Concerned that the historical emphasis of scholars on representations of disempowered peoples has inadvertently reinforced the perception that empowered identities are fixed, or even natural, I illuminate their constructed and fluid nature. Because the identity of blacks, for example, has long been defined in opposition to that of whites, it is clear that privileged racial categories must play a significant role in impacting the lived experiences of people of color. People of color are ultimately harmed by racial norms and expectations that disadvantage them, but also by racial values that confer unearned advantages to whites.

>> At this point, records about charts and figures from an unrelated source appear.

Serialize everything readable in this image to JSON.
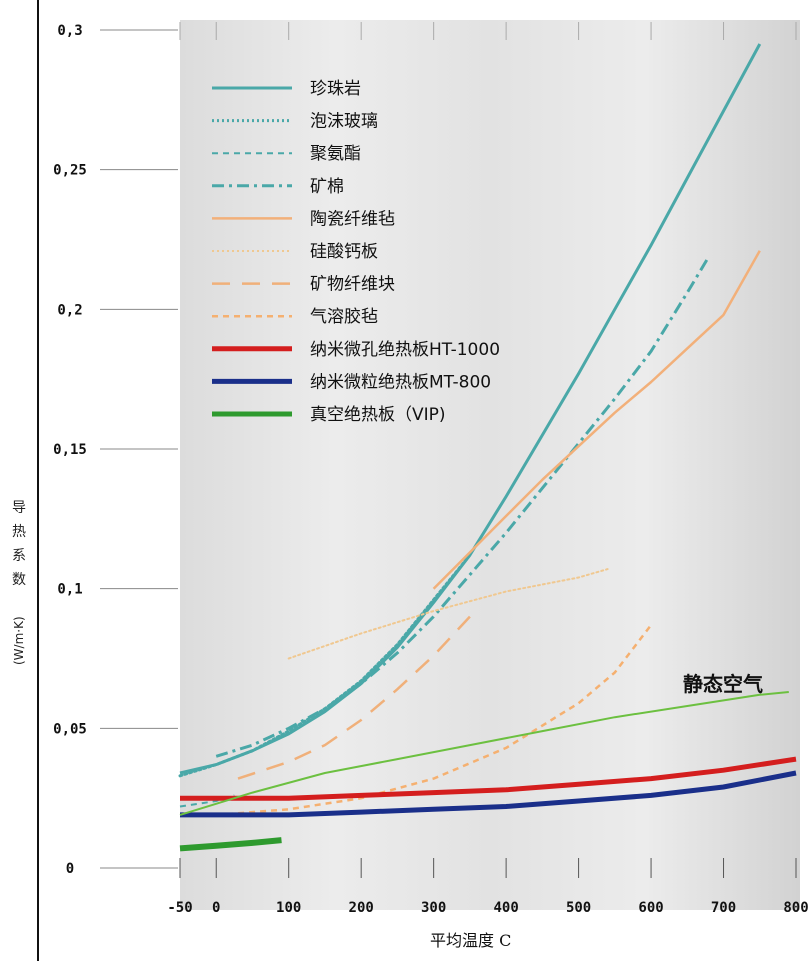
{
  "chart_data": {
    "type": "line",
    "xlabel": "平均温度 C",
    "ylabel_lines": [
      "导",
      "热",
      "系",
      "数"
    ],
    "ylabel_unit": "(W/m·K)",
    "x_ticks": [
      "-50",
      "0",
      "100",
      "200",
      "300",
      "400",
      "500",
      "600",
      "700",
      "800"
    ],
    "x_tick_values": [
      -50,
      0,
      100,
      200,
      300,
      400,
      500,
      600,
      700,
      800
    ],
    "y_ticks": [
      "0",
      "0,05",
      "0,1",
      "0,15",
      "0,2",
      "0,25",
      "0,3"
    ],
    "y_tick_values": [
      0,
      0.05,
      0.1,
      0.15,
      0.2,
      0.25,
      0.3
    ],
    "xlim": [
      -50,
      800
    ],
    "ylim": [
      0,
      0.3
    ],
    "legend_position": "top-left",
    "annotation": "静态空气",
    "series": [
      {
        "name": "珍珠岩",
        "color": "#4aa8a8",
        "style": "solid",
        "width": 3,
        "x": [
          -50,
          0,
          50,
          100,
          150,
          200,
          250,
          300,
          350,
          400,
          450,
          500,
          550,
          600,
          650,
          700,
          750
        ],
        "y": [
          0.034,
          0.037,
          0.042,
          0.048,
          0.056,
          0.066,
          0.079,
          0.095,
          0.112,
          0.133,
          0.155,
          0.177,
          0.2,
          0.223,
          0.247,
          0.271,
          0.295
        ]
      },
      {
        "name": "泡沫玻璃",
        "color": "#4aa8a8",
        "style": "dotted",
        "width": 3,
        "x": [
          -50,
          0,
          50,
          100,
          150,
          200,
          250,
          300,
          350
        ],
        "y": [
          0.033,
          0.037,
          0.042,
          0.049,
          0.057,
          0.067,
          0.08,
          0.096,
          0.112
        ]
      },
      {
        "name": "聚氨酯",
        "color": "#4aa8a8",
        "style": "dashed",
        "width": 2,
        "x": [
          -50,
          -25,
          0,
          25
        ],
        "y": [
          0.022,
          0.023,
          0.024,
          0.026
        ]
      },
      {
        "name": "矿棉",
        "color": "#4aa8a8",
        "style": "dashdot",
        "width": 3,
        "x": [
          0,
          50,
          100,
          150,
          200,
          250,
          300,
          350,
          400,
          450,
          500,
          550,
          600,
          650,
          680
        ],
        "y": [
          0.04,
          0.044,
          0.05,
          0.057,
          0.066,
          0.077,
          0.09,
          0.105,
          0.12,
          0.136,
          0.152,
          0.168,
          0.185,
          0.206,
          0.219
        ]
      },
      {
        "name": "陶瓷纤维毡",
        "color": "#f2b07a",
        "style": "solid",
        "width": 2.5,
        "x": [
          300,
          350,
          400,
          450,
          500,
          550,
          600,
          650,
          700,
          750
        ],
        "y": [
          0.1,
          0.113,
          0.126,
          0.139,
          0.151,
          0.163,
          0.174,
          0.186,
          0.198,
          0.221
        ]
      },
      {
        "name": "硅酸钙板",
        "color": "#f0c890",
        "style": "dotted",
        "width": 2,
        "x": [
          100,
          200,
          300,
          400,
          500,
          540
        ],
        "y": [
          0.075,
          0.084,
          0.092,
          0.099,
          0.104,
          0.107
        ]
      },
      {
        "name": "矿物纤维块",
        "color": "#f0b07a",
        "style": "longdash",
        "width": 2.5,
        "x": [
          30,
          100,
          150,
          200,
          250,
          300,
          350
        ],
        "y": [
          0.032,
          0.038,
          0.044,
          0.053,
          0.064,
          0.076,
          0.09
        ]
      },
      {
        "name": "气溶胶毡",
        "color": "#f5b070",
        "style": "dashed",
        "width": 2.5,
        "x": [
          0,
          100,
          200,
          300,
          400,
          500,
          550,
          600
        ],
        "y": [
          0.019,
          0.021,
          0.025,
          0.032,
          0.043,
          0.059,
          0.07,
          0.087
        ]
      },
      {
        "name": "纳米微孔绝热板HT-1000",
        "color": "#d41e1e",
        "style": "solid",
        "width": 5,
        "x": [
          -50,
          100,
          200,
          300,
          400,
          500,
          600,
          700,
          800
        ],
        "y": [
          0.025,
          0.025,
          0.026,
          0.027,
          0.028,
          0.03,
          0.032,
          0.035,
          0.039
        ]
      },
      {
        "name": "纳米微粒绝热板MT-800",
        "color": "#1a2f8a",
        "style": "solid",
        "width": 5,
        "x": [
          -50,
          100,
          200,
          300,
          400,
          500,
          600,
          700,
          800
        ],
        "y": [
          0.019,
          0.019,
          0.02,
          0.021,
          0.022,
          0.024,
          0.026,
          0.029,
          0.034
        ]
      },
      {
        "name": "真空绝热板（VIP)",
        "color": "#2e9a2e",
        "style": "solid",
        "width": 6,
        "x": [
          -50,
          0,
          50,
          90
        ],
        "y": [
          0.007,
          0.008,
          0.009,
          0.01
        ]
      },
      {
        "name": "",
        "color": "#6cc040",
        "style": "solid",
        "width": 2,
        "x": [
          -50,
          50,
          150,
          250,
          350,
          450,
          550,
          650,
          750,
          790
        ],
        "y": [
          0.019,
          0.027,
          0.034,
          0.039,
          0.044,
          0.049,
          0.054,
          0.058,
          0.062,
          0.063
        ]
      }
    ]
  }
}
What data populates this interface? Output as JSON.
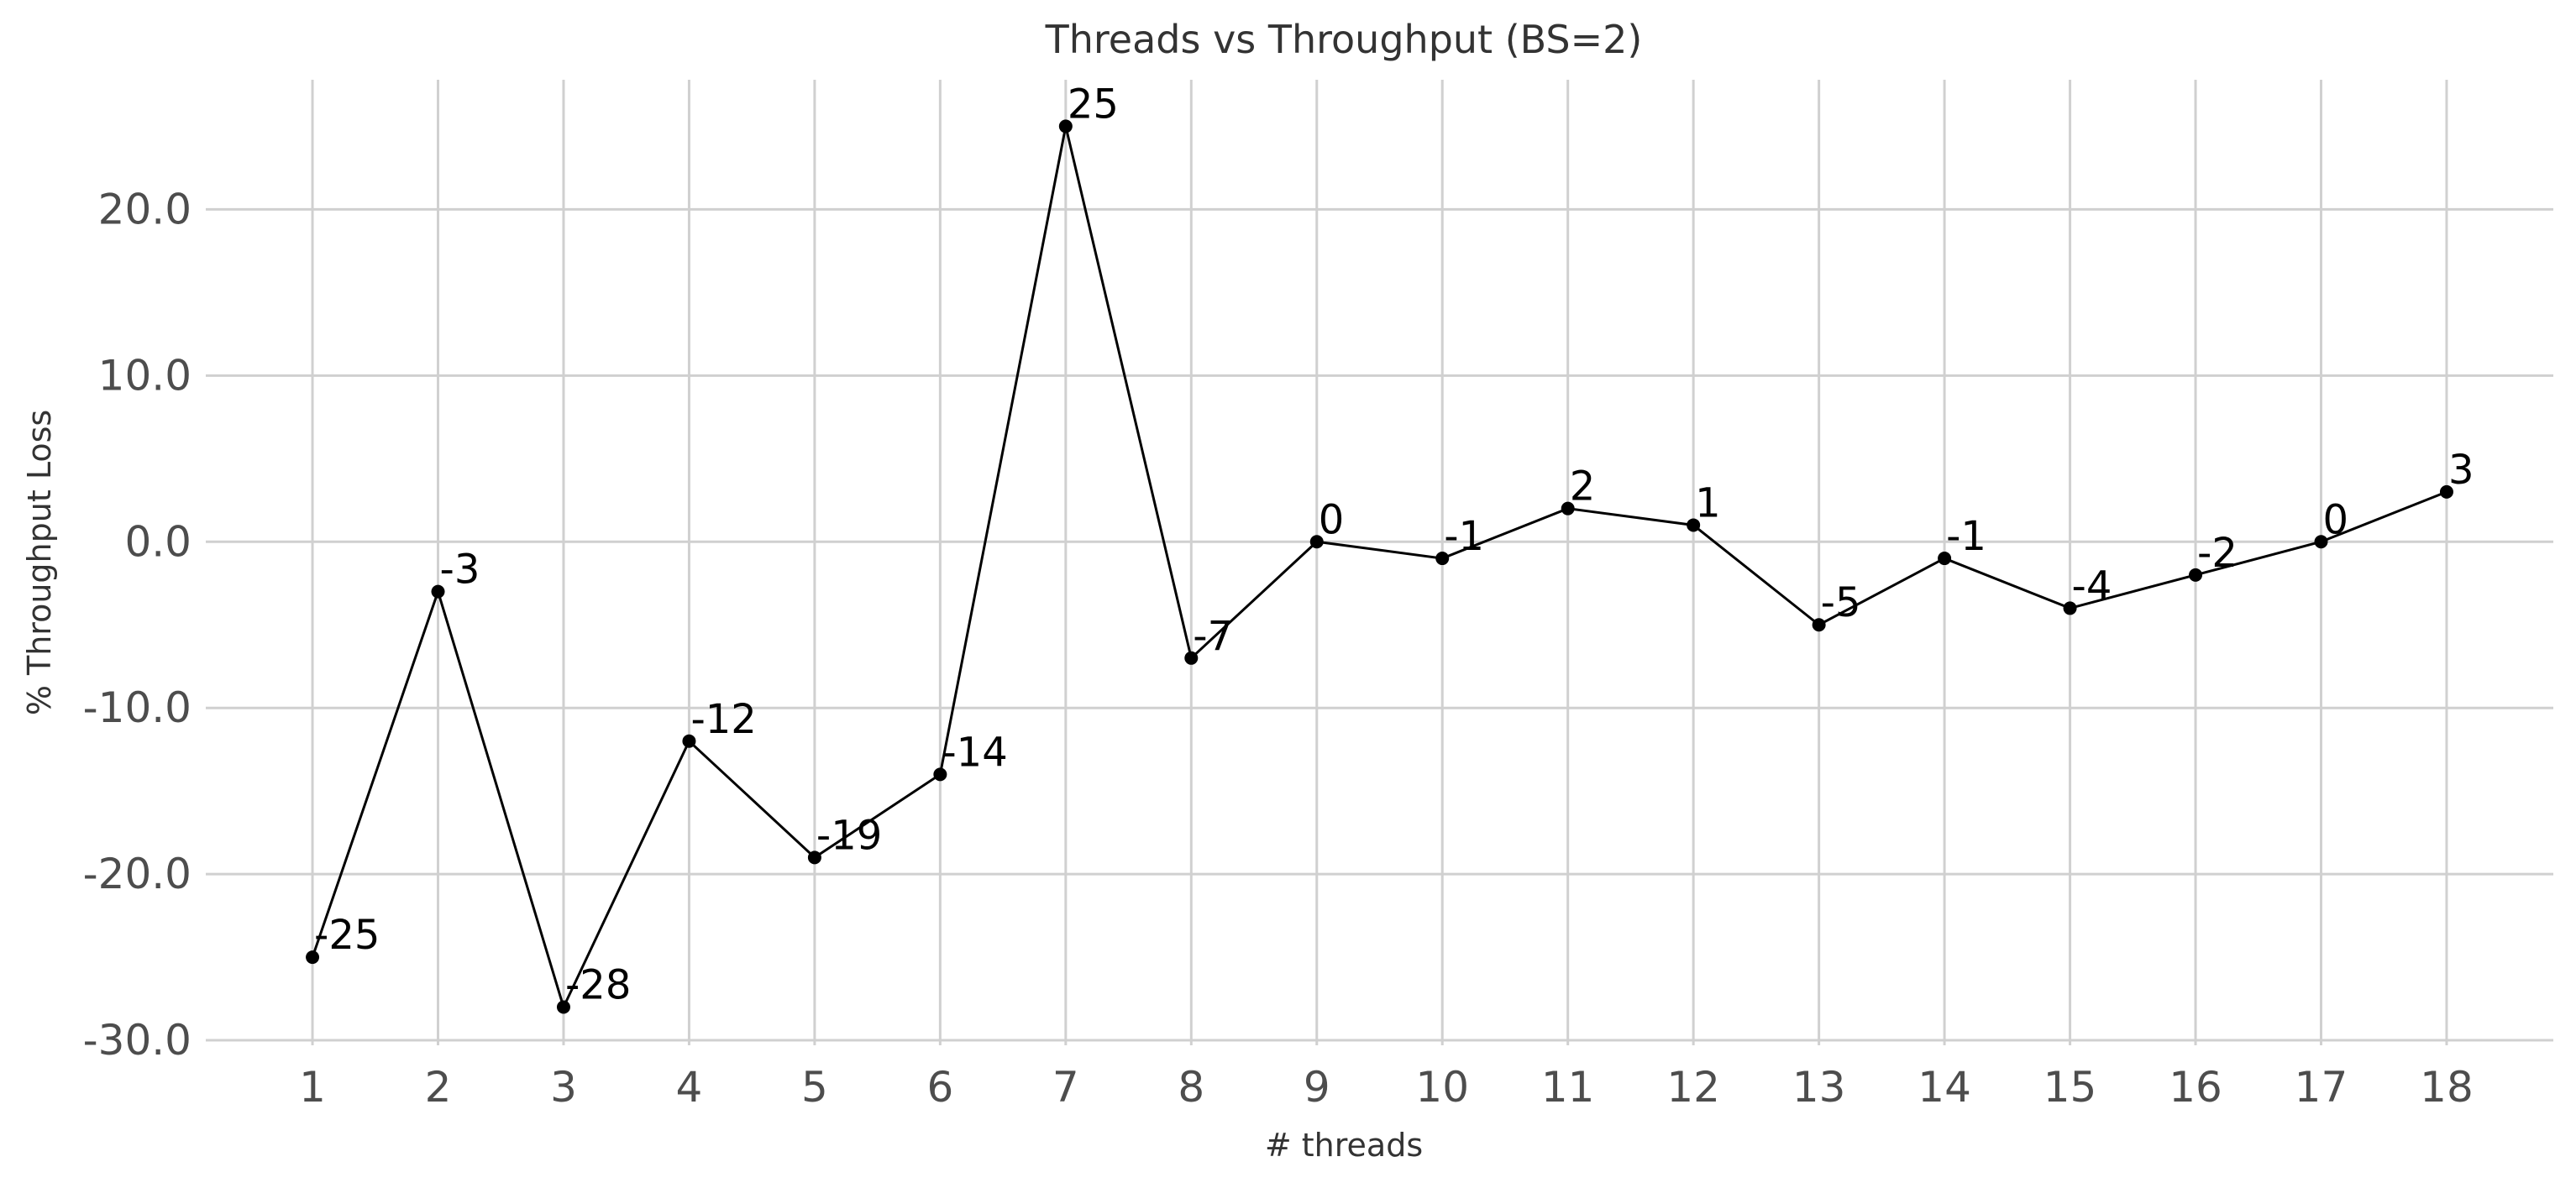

My 2005 book, Sight Unseen, explores how racial identity guides the interpretation of the visual world. Through a careful analysis of late nineteenth- and early twentieth-century paintings, photographs, museums, and early motion pictures, I illustrate how a shared investment in whiteness invisibly guides what European-Americans see, what they accept as true, and ultimately, what legal, social, and economic policies they enact.
University of California at Santa Cruz
Porter Faculty Services
1156 High Street
Santa Cruz, CA 95064
I teach a range of thematic courses on U.S. and European art and culture, which loosely mirror my research interests. Particular courses examine the construction of gender, race, class, sexuality, consumer culture and nationalism. Little concerned with students mastering a particular canon of art, I work instead to provide them with new conceptual frameworks for understanding the links between representation and social power.